È stato proprio il CFS a rappresentare negli ultimi anni uno spazio di partecipazione aperto e riconosciuto, costruito secondo un chiaro riconoscimento della responsabilità dei governi, con il concorso di rappresentanti di attori del settore privato, dei movimenti sociali, dei produttori, dei popoli indigeni.

L’architettura del nuovo Coordination Hub invece non include i governi nazionali nella sua struttura di governo, e prevede una nuova interfaccia di supporto scientifico e di partecipazione che sembra duplicare proprio le funzioni del CFS. Questa nuova struttura, tuttavia, adotta una prospettiva molto più favorevole alle imprese, secondo un approccio in cui i temi relativi alla regolamentazione o sui limiti all’espansione e alla concentrazione del potere economico del settore privato sono vistosamente assenti, così come manca ogni caratterizzazione delle politiche alimentari in base ai principi dei diritti umani. Anche Caritas Internationalis si è espressa in termini critici, mettendo in rilievo il rischio di una sempre maggiore cattura corporativa dei processi di governance globale delle politiche del cibo, e i rischi di un approccio che non riconosca con chiarezza la dimensione dei diritti.

Se i governi sono sostanzialmente emarginati in questo esercizio, non hanno un ruolo centrale neanche gli attori non statali:

il coinvolgimento della società civile e delle associazioni dei produttori è avvenuto in modo tardivo e insufficiente, come dimostra anche quanto avvenuto in questi giorni, in cui tra coloro che hanno partecipato alla consultazione nazionale italiana si sta diffondendo l’impressione che si stia semplicemente cercando di ottenere una mobilitazione della società civile finalizzata a riempire le sale degli eventi del vertice, invece che l’avvio di un serio dialogo sulle politiche agricole e alimentari nel nostro Paese.

Una rappresentazione anche un po’ trionfalistica nei giorni del vertice da parte del Paese che lo ospita è comprensibile, ma colpisce l’approccio; e la completa assenza di discussione sui temi in questione. A partire dalla dichiarazione di un importante politico che giustifica il vertice con l’idea che «i Paesi ricchi devono tendere la mano a quelli più poveri»!

Forse il problema non è tendere la mano, ma rompere i meccanismi di ingiustizia che rendono poveri i poveri, e li mantengono tali.

E può darsi che stiamo chiedendo di trovare lo spazio per una svolta proprio a coloro i quali si trovano al centro dei meccanismi che vorremmo cambiare!

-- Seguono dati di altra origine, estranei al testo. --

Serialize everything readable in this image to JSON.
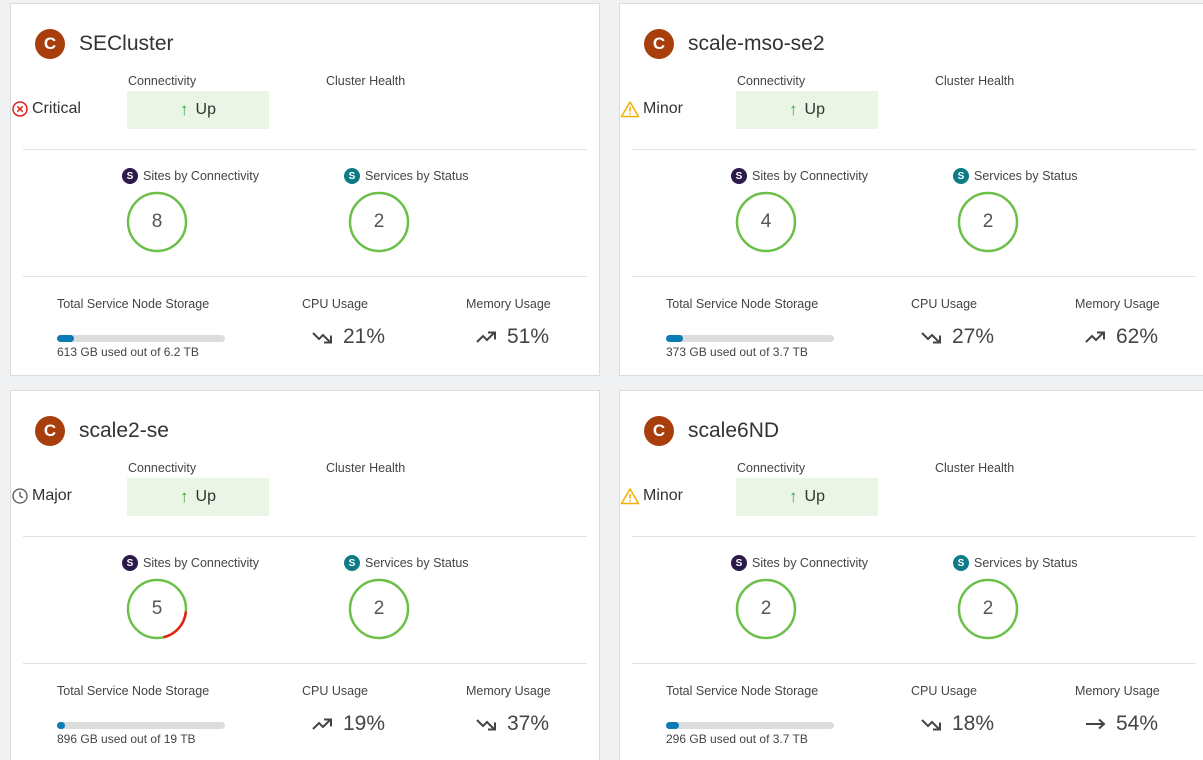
{
  "labels": {
    "connectivity": "Connectivity",
    "cluster_health": "Cluster Health",
    "sites_by_connectivity": "Sites by Connectivity",
    "services_by_status": "Services by Status",
    "total_storage": "Total Service Node Storage",
    "cpu_usage": "CPU Usage",
    "memory_usage": "Memory Usage"
  },
  "colors": {
    "avatar": "#a83e0c",
    "ring_ok": "#6cc04a",
    "ring_bad": "#e2231a",
    "bar_fill": "#0b7bb5",
    "badge_sites": "#2b1a4a",
    "badge_services": "#0e7c86"
  },
  "clusters": [
    {
      "avatar_letter": "C",
      "name": "SECluster",
      "connectivity": "Up",
      "health": "Critical",
      "health_icon": "critical-icon",
      "sites_badge": "S",
      "sites_count": "8",
      "sites_ok_fraction": 1.0,
      "services_badge": "S",
      "services_count": "2",
      "services_ok_fraction": 1.0,
      "storage_fraction": 0.1,
      "storage_text": "613 GB used out of 6.2 TB",
      "cpu": "21%",
      "cpu_trend": "trend-down-icon",
      "memory": "51%",
      "memory_trend": "trend-up-icon"
    },
    {
      "avatar_letter": "C",
      "name": "scale-mso-se2",
      "connectivity": "Up",
      "health": "Minor",
      "health_icon": "warning-icon",
      "sites_badge": "S",
      "sites_count": "4",
      "sites_ok_fraction": 1.0,
      "services_badge": "S",
      "services_count": "2",
      "services_ok_fraction": 1.0,
      "storage_fraction": 0.1,
      "storage_text": "373 GB used out of 3.7 TB",
      "cpu": "27%",
      "cpu_trend": "trend-down-icon",
      "memory": "62%",
      "memory_trend": "trend-up-icon"
    },
    {
      "avatar_letter": "C",
      "name": "scale2-se",
      "connectivity": "Up",
      "health": "Major",
      "health_icon": "clock-icon",
      "sites_badge": "S",
      "sites_count": "5",
      "sites_ok_fraction": 0.8,
      "services_badge": "S",
      "services_count": "2",
      "services_ok_fraction": 1.0,
      "storage_fraction": 0.05,
      "storage_text": "896 GB used out of 19 TB",
      "cpu": "19%",
      "cpu_trend": "trend-up-icon",
      "memory": "37%",
      "memory_trend": "trend-down-icon"
    },
    {
      "avatar_letter": "C",
      "name": "scale6ND",
      "connectivity": "Up",
      "health": "Minor",
      "health_icon": "warning-icon",
      "sites_badge": "S",
      "sites_count": "2",
      "sites_ok_fraction": 1.0,
      "services_badge": "S",
      "services_count": "2",
      "services_ok_fraction": 1.0,
      "storage_fraction": 0.08,
      "storage_text": "296 GB used out of 3.7 TB",
      "cpu": "18%",
      "cpu_trend": "trend-down-icon",
      "memory": "54%",
      "memory_trend": "trend-flat-icon"
    }
  ]
}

Ogni occasione in cui si mettono insieme le idee di tutti è certamente importante, ma il modo in cui lo si fa è ugualmente decisivo.

Il rischio è che le soluzioni proposte aggravino i problemi invece di risolverli.

E che una certa retorica giornalistica, sostenuta da una imponente comunicazione istituzionale, non aiuti a capire alcune tensioni e contraddizioni che attraversano il mondo in cui viviamo.